Meyers Taylor told several people after those Olympics that she was ready to end her bobsled career. As time went on, she felt a desire to keep going. Specifically, to race a World Cup in the U.S., which she last did in February 2019.

She took the 2019-20 season off for her first pregnancy. The World Cup stayed in Europe in 2020-21 and 21-22 due to the COVID-19 pandemic. Then she sat out last season for her second pregnancy. This season finishes with a World Cup in Lake Placid, New York, in late March.

Meyers Taylor laughed in a phone interview from France as she compared this return from childbirth to three years ago.

“It magnifies the chaos,” traveling with twice as many kids, she said as Nico and Noah could be heard in the background. “It feels like a big experiment, but I love the sport of bobsled and want to compete if I can.”

Meyers Taylor, 39, said it has been a tougher return than in 2020. A more complicated birth. A longer recovery after a uterine rupture. She is still working back to full fitness. And a difficult summer that included three surgeries between the two kids, multiple ER visits and many more doctors’ appointments and therapies.

In March, she traveled to Lake Placid, home of one of the two bobsled tracks in the country, to see if her athletic passion was still there.

“And it very much is!” she posted on social media at the time. “I’m not sure how we’re going to make it happen (anyone know of a caretaker who wants to travel the world looking after two adorable boys??) but there’s more left in me!”

Husband Nic Taylor, a former U.S. bobsledder, joined the Sacramento Kings as an assistant strength and conditioning coach (and hype man) before the 2022-23 NBA season. So unlike in 2020, he will not be in Europe with the family. They did find a caretaker.

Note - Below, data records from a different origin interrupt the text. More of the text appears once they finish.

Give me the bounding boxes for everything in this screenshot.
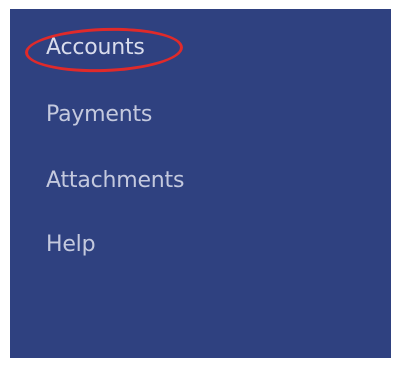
- nav-item-payments[interactable]: Payments: [46, 101, 152, 129]
- nav-item-attachments[interactable]: Attachments: [46, 167, 184, 195]
- nav-item-help[interactable]: Help: [46, 231, 96, 259]
- nav-item-accounts[interactable]: Accounts: [46, 34, 145, 62]
- nav-panel: Accounts Payments Attachments Help: [10, 9, 391, 358]
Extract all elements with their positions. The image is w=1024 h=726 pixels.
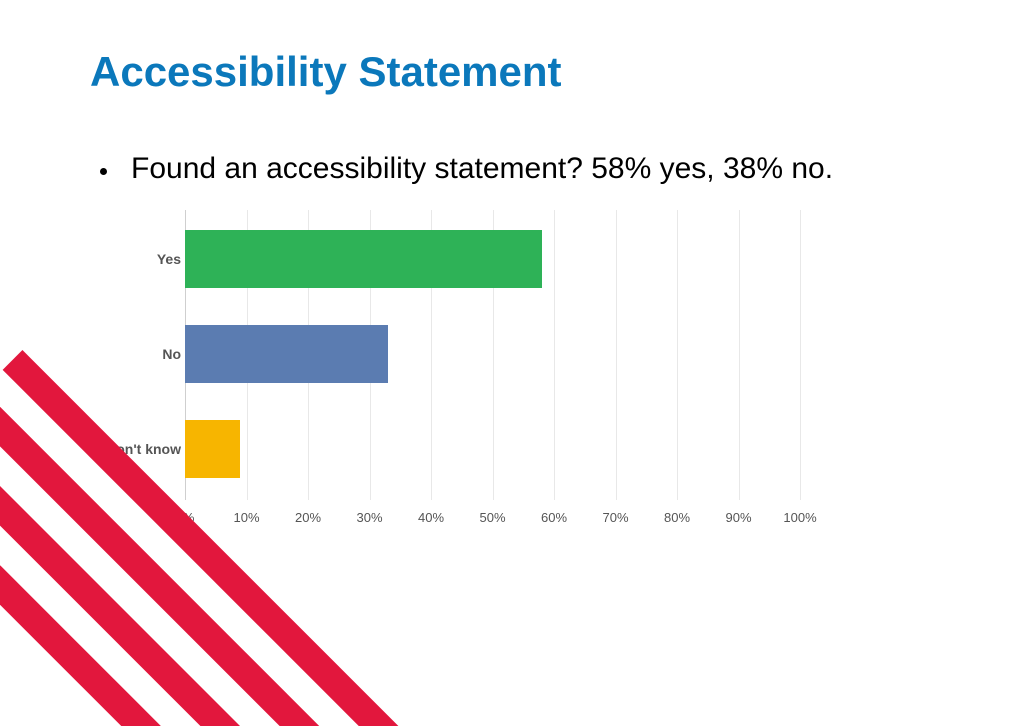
chart-plot-area [185,210,800,500]
bar-chart: Yes No Don't know 0% 10% 20% 30% 40% 5 [95,210,800,535]
bullet-item: Found an accessibility statement? 58% ye… [100,152,833,186]
bar-yes [185,230,542,288]
gridline [677,210,678,500]
tick-label: 70% [602,510,628,525]
gridline [616,210,617,500]
category-label: No [91,325,181,383]
tick-label: 50% [479,510,505,525]
bullet-dot-icon [100,168,107,175]
bar-no [185,325,388,383]
tick-label: 20% [295,510,321,525]
bullet-text: Found an accessibility statement? 58% ye… [131,152,833,186]
tick-label: 30% [356,510,382,525]
gridline [739,210,740,500]
slide: Accessibility Statement Found an accessi… [0,0,1024,726]
tick-label: 40% [418,510,444,525]
gridline [554,210,555,500]
slide-title: Accessibility Statement [90,48,562,96]
tick-label: 10% [233,510,259,525]
decorative-stripes-icon [0,527,418,726]
bar-dont-know [185,420,240,478]
tick-label: 60% [541,510,567,525]
tick-label: 90% [725,510,751,525]
tick-label: 100% [783,510,816,525]
gridline [800,210,801,500]
category-label: Yes [91,230,181,288]
tick-label: 80% [664,510,690,525]
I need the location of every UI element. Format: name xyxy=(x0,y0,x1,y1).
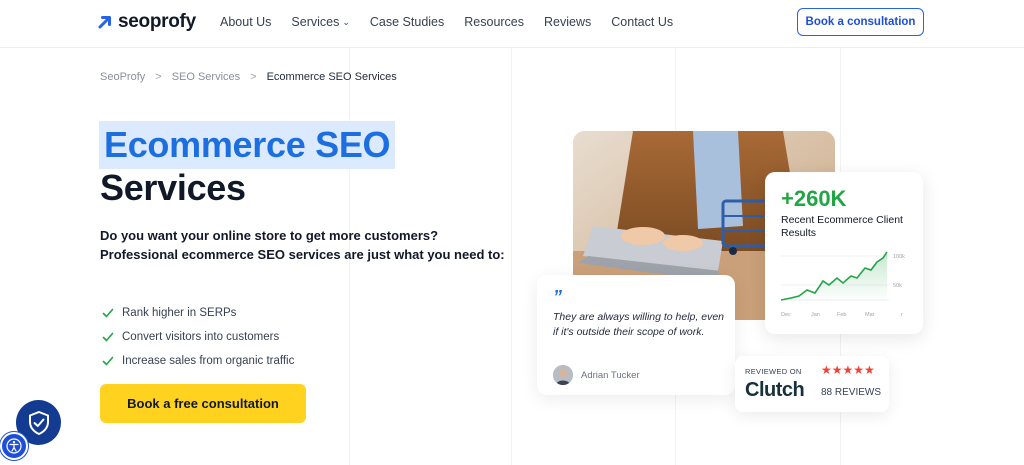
benefit-text: Increase sales from organic traffic xyxy=(122,355,295,367)
results-label: Recent Ecommerce Client Results xyxy=(781,214,903,239)
x-tick-label: Jan xyxy=(811,312,820,318)
x-tick-label: r xyxy=(901,312,903,318)
breadcrumb-separator: > xyxy=(250,71,257,83)
x-tick-label: Mar xyxy=(865,312,875,318)
check-icon xyxy=(102,356,114,366)
reviews-count: 88 REVIEWS xyxy=(821,387,882,398)
check-icon xyxy=(102,332,114,342)
avatar xyxy=(553,365,573,385)
list-item: Convert visitors into customers xyxy=(102,325,294,349)
accessibility-icon xyxy=(6,438,22,454)
logo-text: seoprofy xyxy=(118,11,196,32)
list-item: Rank higher in SERPs xyxy=(102,301,294,325)
page-title-highlight: Ecommerce SEO xyxy=(99,121,396,169)
book-consultation-button[interactable]: Book a consultation xyxy=(797,8,924,36)
grid-line xyxy=(511,48,512,465)
x-tick-label: Dec xyxy=(781,312,791,318)
shield-check-icon xyxy=(28,410,49,435)
reviewed-on-label: REVIEWED ON xyxy=(745,367,802,376)
benefit-text: Rank higher in SERPs xyxy=(122,307,237,319)
nav-case-studies[interactable]: Case Studies xyxy=(370,15,444,29)
nav-reviews[interactable]: Reviews xyxy=(544,15,591,29)
clutch-badge[interactable]: REVIEWED ON Clutch ★★★★★ 88 REVIEWS xyxy=(735,356,889,412)
testimonial-author: Adrian Tucker xyxy=(553,365,640,385)
y-tick-label: 50k xyxy=(893,283,902,289)
breadcrumb: SeoProfy > SEO Services > Ecommerce SEO … xyxy=(100,71,397,83)
site-header: seoprofy About Us Services ⌄ Case Studie… xyxy=(0,0,1024,48)
nav-about-us[interactable]: About Us xyxy=(220,15,271,29)
quote-icon: ” xyxy=(553,287,562,307)
page-title-rest: Services xyxy=(100,167,246,208)
author-name: Adrian Tucker xyxy=(581,369,640,381)
list-item: Increase sales from organic traffic xyxy=(102,349,294,373)
breadcrumb-seo-services[interactable]: SEO Services xyxy=(172,71,240,83)
breadcrumb-home[interactable]: SeoProfy xyxy=(100,71,145,83)
results-card: +260K Recent Ecommerce Client Results 10… xyxy=(765,172,923,334)
x-tick-label: Feb xyxy=(837,312,846,318)
testimonial-text: They are always willing to help, even if… xyxy=(553,311,725,338)
nav-resources[interactable]: Resources xyxy=(464,15,524,29)
logo[interactable]: seoprofy xyxy=(98,11,196,33)
book-free-consultation-button[interactable]: Book a free consultation xyxy=(100,384,306,423)
nav-services[interactable]: Services ⌄ xyxy=(291,15,349,29)
benefits-list: Rank higher in SERPs Convert visitors in… xyxy=(102,301,294,373)
clutch-logo: Clutch xyxy=(745,379,805,401)
chevron-down-icon: ⌄ xyxy=(342,17,350,27)
arrow-up-right-icon xyxy=(98,16,111,29)
nav-services-label: Services xyxy=(291,15,340,29)
testimonial-card: ” They are always willing to help, even … xyxy=(537,275,735,395)
accessibility-button[interactable] xyxy=(0,432,28,460)
breadcrumb-current: Ecommerce SEO Services xyxy=(266,71,397,83)
check-icon xyxy=(102,308,114,318)
main-nav: About Us Services ⌄ Case Studies Resourc… xyxy=(220,15,673,29)
y-tick-label: 100k xyxy=(893,254,905,260)
nav-contact-us[interactable]: Contact Us xyxy=(611,15,673,29)
benefit-text: Convert visitors into customers xyxy=(122,331,280,343)
star-rating-icon: ★★★★★ xyxy=(821,363,875,377)
hero-lead: Do you want your online store to get mor… xyxy=(100,228,505,262)
results-value: +260K xyxy=(781,186,847,211)
growth-chart: 100k 50k Dec Jan Feb Mar r xyxy=(780,251,905,318)
breadcrumb-separator: > xyxy=(155,71,162,83)
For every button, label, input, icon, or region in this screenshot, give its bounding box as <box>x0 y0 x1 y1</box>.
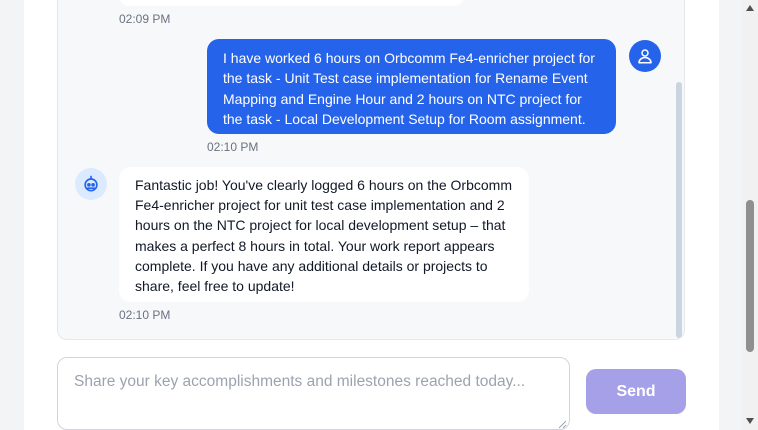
chat-scrollbar[interactable] <box>676 0 682 339</box>
page-scrollbar[interactable] <box>742 0 758 430</box>
message-timestamp: 02:10 PM <box>119 308 171 322</box>
assistant-message-line: makes a perfect 8 hours in total. Your w… <box>135 237 495 254</box>
user-message-line: the task - Local Development Setup for R… <box>223 110 586 127</box>
assistant-message-bubble: Fantastic job! You've clearly logged 6 h… <box>119 167 529 302</box>
previous-assistant-message-bubble <box>119 0 464 6</box>
resize-grip-icon[interactable] <box>557 419 567 429</box>
message-timestamp: 02:09 PM <box>119 12 171 26</box>
assistant-message-line: Fantastic job! You've clearly logged 6 h… <box>135 177 512 193</box>
user-avatar <box>629 40 661 72</box>
user-message-line: I have worked 6 hours on Orbcomm Fe4-enr… <box>223 50 595 66</box>
user-message-line: the task - Unit Test case implementation… <box>223 70 588 87</box>
assistant-message-line: share, feel free to update! <box>135 278 295 295</box>
assistant-message-line: hours on the NTC project for local devel… <box>135 217 506 234</box>
send-button[interactable]: Send <box>586 369 686 414</box>
page-scrollbar-thumb[interactable] <box>746 200 754 352</box>
assistant-message-line: Fe4-enricher project for unit test case … <box>135 197 505 214</box>
message-timestamp: 02:10 PM <box>207 140 259 154</box>
scroll-up-arrow-icon[interactable] <box>745 3 755 13</box>
user-message-bubble: I have worked 6 hours on Orbcomm Fe4-enr… <box>207 39 616 134</box>
user-message-line: Mapping and Engine Hour and 2 hours on N… <box>223 90 582 107</box>
accomplishments-input[interactable] <box>57 357 570 430</box>
chat-scrollbar-thumb[interactable] <box>676 82 682 338</box>
assistant-message-line: complete. If you have any additional det… <box>135 257 488 274</box>
robot-icon <box>84 175 98 192</box>
chat-messages-panel[interactable]: 02:09 PM I have worked 6 hours on Orbcom… <box>57 0 685 340</box>
assistant-avatar <box>75 168 107 200</box>
user-icon <box>638 49 652 64</box>
scroll-down-arrow-icon[interactable] <box>745 416 755 426</box>
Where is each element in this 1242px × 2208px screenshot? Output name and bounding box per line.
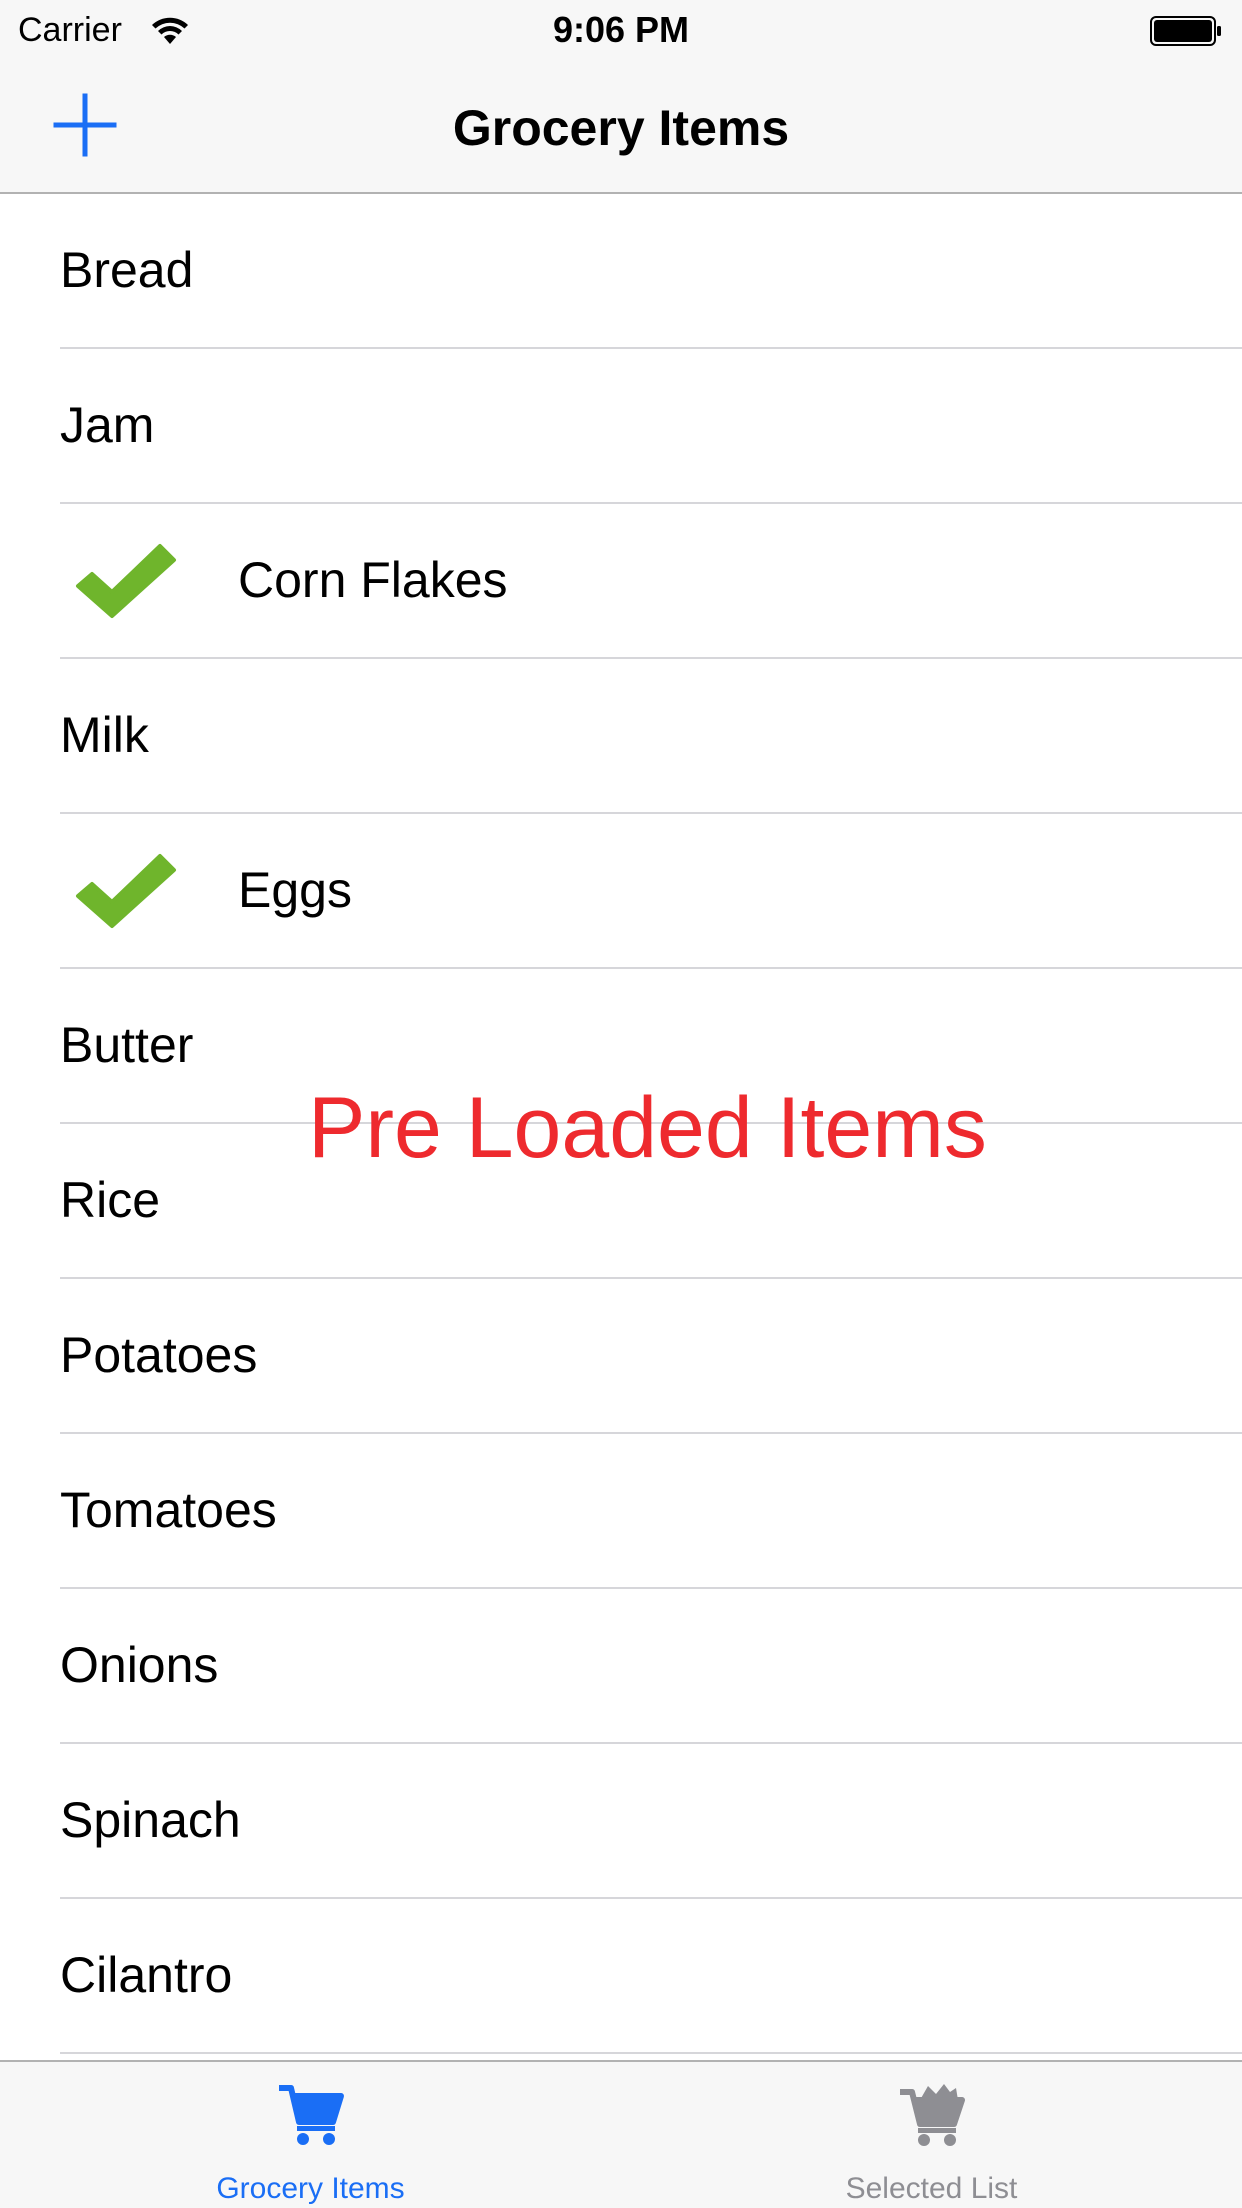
list-item[interactable]: Spinach bbox=[60, 1744, 1242, 1899]
checkmark-icon bbox=[76, 854, 176, 928]
status-bar: Carrier 9:06 PM bbox=[0, 0, 1242, 60]
list-item-label: Jam bbox=[60, 397, 155, 453]
battery-icon bbox=[1150, 16, 1221, 46]
list-item-label: Potatoes bbox=[60, 1327, 258, 1383]
checkmark-icon bbox=[76, 544, 176, 618]
cart-full-icon bbox=[899, 2084, 965, 2146]
list-item[interactable]: Cilantro bbox=[60, 1899, 1242, 2054]
tab-label: Selected List bbox=[845, 2172, 1018, 2205]
list-item-label: Milk bbox=[60, 707, 149, 763]
overlay-annotation: Pre Loaded Items bbox=[308, 1080, 987, 1176]
cart-icon bbox=[278, 2085, 344, 2145]
list-item-label: Spinach bbox=[60, 1792, 241, 1848]
list-item[interactable]: Milk bbox=[60, 659, 1242, 814]
list-item[interactable]: Eggs bbox=[60, 814, 1242, 969]
tab-label: Grocery Items bbox=[216, 2172, 405, 2205]
list-item-label: Cilantro bbox=[60, 1947, 233, 2003]
tab-grocery-items[interactable]: Grocery Items bbox=[0, 2062, 621, 2208]
status-time: 9:06 PM bbox=[552, 9, 690, 50]
navigation-bar: Grocery Items bbox=[0, 60, 1242, 192]
list-item[interactable]: Onions bbox=[60, 1589, 1242, 1744]
list-item[interactable]: Jam bbox=[60, 349, 1242, 504]
list-item[interactable]: Potatoes bbox=[60, 1279, 1242, 1434]
tab-bar: Grocery Items Selected List bbox=[0, 2060, 1242, 2208]
list-item-label: Rice bbox=[60, 1172, 161, 1228]
list-item-label: Corn Flakes bbox=[238, 552, 508, 608]
tab-selected-list[interactable]: Selected List bbox=[621, 2062, 1242, 2208]
list-item[interactable]: Bread bbox=[60, 194, 1242, 349]
list-item-label: Butter bbox=[60, 1017, 194, 1073]
list-item-label: Tomatoes bbox=[60, 1482, 277, 1538]
list-item-label: Onions bbox=[60, 1637, 219, 1693]
app-screen: Carrier 9:06 PM Grocery Items Bread Jam Co… bbox=[0, 0, 1242, 2208]
top-bar: Carrier 9:06 PM Grocery Items bbox=[0, 0, 1242, 194]
list-item[interactable]: Corn Flakes bbox=[60, 504, 1242, 659]
list-item-label: Eggs bbox=[238, 862, 352, 918]
list-item-label: Bread bbox=[60, 242, 194, 298]
page-title: Grocery Items bbox=[452, 100, 790, 156]
list-item[interactable]: Tomatoes bbox=[60, 1434, 1242, 1589]
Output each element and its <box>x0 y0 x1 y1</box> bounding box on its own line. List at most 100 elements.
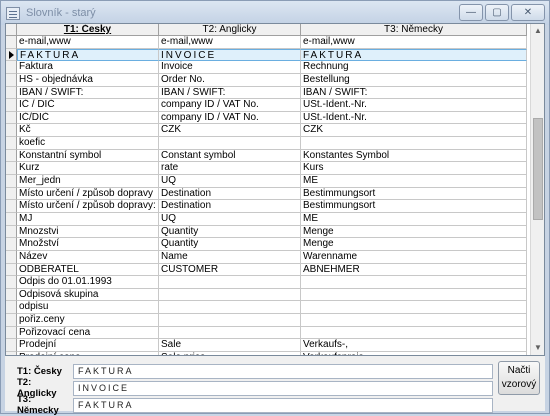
table-row[interactable]: IČ / DIČ company ID / VAT No. USt.-Ident.-… <box>6 99 527 112</box>
cesky-input[interactable]: FAKTURA <box>73 363 493 379</box>
table-row[interactable]: Místo určení / způsob dopravy: Destinatio… <box>6 200 527 213</box>
cell-anglicky[interactable]: Sale <box>159 339 301 353</box>
table-row[interactable]: IČ/DIČ company ID / VAT No. USt.-Ident.-Nr… <box>6 111 527 125</box>
cell-nemecky[interactable]: Verkaufs-, <box>301 339 527 353</box>
cell-nemecky[interactable] <box>301 288 527 302</box>
scroll-down-icon[interactable]: ▼ <box>531 341 544 355</box>
cell-anglicky[interactable] <box>159 137 301 150</box>
nemecky-input[interactable]: FAKTURA <box>73 397 493 413</box>
cell-nemecky[interactable]: Bestellung <box>301 73 527 87</box>
cell-cesky[interactable]: Místo určení / způsob dopravy: <box>17 200 159 213</box>
cell-cesky[interactable]: Prodejní <box>17 339 159 353</box>
cell-cesky[interactable]: IBAN / SWIFT: <box>17 86 159 100</box>
cell-anglicky[interactable]: Destination <box>159 200 301 213</box>
table-row[interactable]: ODBĚRATEL CUSTOMER ABNEHMER <box>6 263 527 277</box>
cell-cesky[interactable]: Odpis do 01.01.1993 <box>17 276 159 289</box>
table-row[interactable]: HS - objednávka Order No. Bestellung <box>6 73 527 87</box>
cell-cesky[interactable]: Pořizovací cena <box>17 326 159 340</box>
row-selector[interactable] <box>6 99 17 112</box>
table-row[interactable]: Odpisová skupina <box>6 288 527 302</box>
load-template-button[interactable]: Načti vzorový <box>498 361 540 395</box>
cell-anglicky[interactable]: CUSTOMER <box>159 263 301 277</box>
cell-nemecky[interactable]: Menge <box>301 238 527 251</box>
cell-nemecky[interactable]: FAKTURA <box>301 48 527 62</box>
cell-anglicky[interactable]: Sale price <box>159 352 301 355</box>
table-row[interactable]: Místo určení / způsob dopravy Destination… <box>6 187 527 201</box>
row-selector[interactable] <box>6 73 17 87</box>
cell-anglicky[interactable] <box>159 314 301 327</box>
cell-cesky[interactable]: ODBĚRATEL <box>17 263 159 277</box>
cell-nemecky[interactable]: USt.-Ident.-Nr. <box>301 111 527 125</box>
row-selector[interactable] <box>6 175 17 188</box>
vertical-scrollbar[interactable]: ▲ ▼ <box>530 24 544 355</box>
row-selector[interactable] <box>6 162 17 176</box>
cell-cesky[interactable]: IČ/DIČ <box>17 111 159 125</box>
title-bar[interactable]: Slovník - starý — ▢ ✕ <box>1 1 549 25</box>
cell-anglicky[interactable]: rate <box>159 162 301 176</box>
row-selector[interactable] <box>6 314 17 327</box>
cell-cesky[interactable]: Prodejní cena <box>17 352 159 355</box>
cell-anglicky[interactable]: Order No. <box>159 73 301 87</box>
cell-nemecky[interactable]: Warenname <box>301 250 527 264</box>
cell-cesky[interactable]: Kurz <box>17 162 159 176</box>
row-selector[interactable] <box>6 86 17 100</box>
cell-nemecky[interactable]: USt.-Ident.-Nr. <box>301 99 527 112</box>
cell-nemecky[interactable]: Konstantes Symbol <box>301 149 527 163</box>
table-row[interactable]: Pořizovací cena <box>6 326 527 340</box>
cell-nemecky[interactable]: Verkaufspreis <box>301 352 527 355</box>
row-selector[interactable] <box>6 238 17 251</box>
cell-anglicky[interactable] <box>159 276 301 289</box>
cell-anglicky[interactable]: company ID / VAT No. <box>159 111 301 125</box>
cell-anglicky[interactable]: Constant symbol <box>159 149 301 163</box>
cell-nemecky[interactable]: Bestimmungsort <box>301 200 527 213</box>
cell-cesky[interactable]: Mer_jedn <box>17 175 159 188</box>
cell-nemecky[interactable] <box>301 326 527 340</box>
cell-nemecky[interactable]: IBAN / SWIFT: <box>301 86 527 100</box>
row-selector[interactable] <box>6 288 17 302</box>
cell-cesky[interactable]: pořiz.ceny <box>17 314 159 327</box>
table-row[interactable]: Množství Quantity Menge <box>6 238 527 251</box>
cell-anglicky[interactable]: Destination <box>159 187 301 201</box>
row-selector[interactable] <box>6 225 17 239</box>
cell-nemecky[interactable]: Menge <box>301 225 527 239</box>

“Now it’s about adjusting each week and seeing what we can do and dealing with whether Noah is teething or whether Nico is missing his father or not sleeping well, those different kinds of things,” she said.

Her focus is on the world championships in Winterberg, Germany, in late February and early March. Meyers Taylor won her first world two-woman title in Winterberg in 2015 and last made a world podium in 2017.

Then come the 2026 Milano-Cortina Winter Games, a likely end point if she makes it there. Meyers Taylor is one shy of the U.S. Winter Olympic female record of six medals held by speed skater Bonnie Blair.

“I want to go to 2026,” said Meyers Taylor, who won a medal in all five of her career Olympic events, all silver or bronze. “I want to do everything I can to contend for two gold medals.”